31 Post author: lukeprog 25 April 2011 04:53PM

You are viewing a comment permalink. View the original post to see all comments and the full post content.

Comments (550)

You are viewing a single comment's thread. Show more comments above.

Comment author: XiXiDu 26 April 2011 05:01:24PM 7 points [-]

I am increasingly getting the perception that morality/ethics is useless hogwash. I already believed that to be the case before Less Wrong and I am not sure why I ever bothered to take it seriously again. I guess I was impressed that people who are concerned with 'refining the art of rationality' talk about it and concluded that after all there must be something to it. But I have yet to come across a single argument that would warrant the use of any terminology related to moral philosophy.

The article Say Not "Complexity" should have been about morality. Say not "morality"...

Consider the following questions:

  • Do moral judgements express beliefs?
  • Do judgements express beliefs?
  • How do we evaluate evidence in the making of a decision?

All questions ask for the same, yet each one is less vague than the previous one.

It is as obvious as it can get that there is no single argument against deliberately building a paperclip maximizer if I want to build one and are aware of the consequences.
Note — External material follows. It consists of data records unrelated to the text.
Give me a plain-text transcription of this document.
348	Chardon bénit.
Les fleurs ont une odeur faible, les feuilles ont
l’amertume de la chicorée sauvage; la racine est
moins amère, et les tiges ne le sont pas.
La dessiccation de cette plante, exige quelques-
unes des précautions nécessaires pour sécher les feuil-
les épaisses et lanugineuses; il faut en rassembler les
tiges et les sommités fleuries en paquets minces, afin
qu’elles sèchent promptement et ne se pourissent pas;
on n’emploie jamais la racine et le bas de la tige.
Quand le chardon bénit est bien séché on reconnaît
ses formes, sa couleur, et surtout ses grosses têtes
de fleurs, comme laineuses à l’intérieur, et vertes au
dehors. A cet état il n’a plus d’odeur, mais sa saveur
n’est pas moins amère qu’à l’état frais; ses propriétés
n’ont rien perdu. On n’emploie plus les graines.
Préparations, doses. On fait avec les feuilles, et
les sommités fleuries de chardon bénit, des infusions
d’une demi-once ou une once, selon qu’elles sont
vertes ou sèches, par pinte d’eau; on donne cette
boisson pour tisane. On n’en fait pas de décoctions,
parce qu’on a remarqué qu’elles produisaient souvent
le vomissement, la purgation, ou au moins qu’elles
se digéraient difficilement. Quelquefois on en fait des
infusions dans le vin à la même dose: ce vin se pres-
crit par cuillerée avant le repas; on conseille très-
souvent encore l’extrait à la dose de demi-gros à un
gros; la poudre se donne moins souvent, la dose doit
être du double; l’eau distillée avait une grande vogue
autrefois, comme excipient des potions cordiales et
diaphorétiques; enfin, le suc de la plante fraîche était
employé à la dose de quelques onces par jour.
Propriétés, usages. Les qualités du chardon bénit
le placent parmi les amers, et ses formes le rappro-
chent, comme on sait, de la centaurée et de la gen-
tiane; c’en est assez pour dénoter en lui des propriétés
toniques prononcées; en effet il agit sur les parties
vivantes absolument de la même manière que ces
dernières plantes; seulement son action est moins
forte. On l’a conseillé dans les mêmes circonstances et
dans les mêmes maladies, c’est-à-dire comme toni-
It is not a question about morality but solely a question about wants.

The whole talk about morality seems to be nothing more than a signaling game.

The only reasons we care about other people is either to survive, i.e. get what we want, or because it is part of our preferences to see other people being happy. Accordingly, trying to maximize happiness for everybody can be framed in the language of volition rather than morality.

Once we get rid of the moral garbage, thought experiments like the trolley problem are no more than a question about one's preferences.

Comment author: FAWS 26 April 2011 05:06:36PM *  0 points [-]

I agree with you that morality can mostly be framed in terms of volation and an adequate decision theory, but I think you are oversimplifying. For example consider people talking about what other people should want purely for their own good. That might be explainable in terms of projecting their own wants in some way (or perhaps selfish self-delusion), but it doesn't seem like something you could easily predict in advance from reasoning about wants if you were unfamiliar with how people act among each other.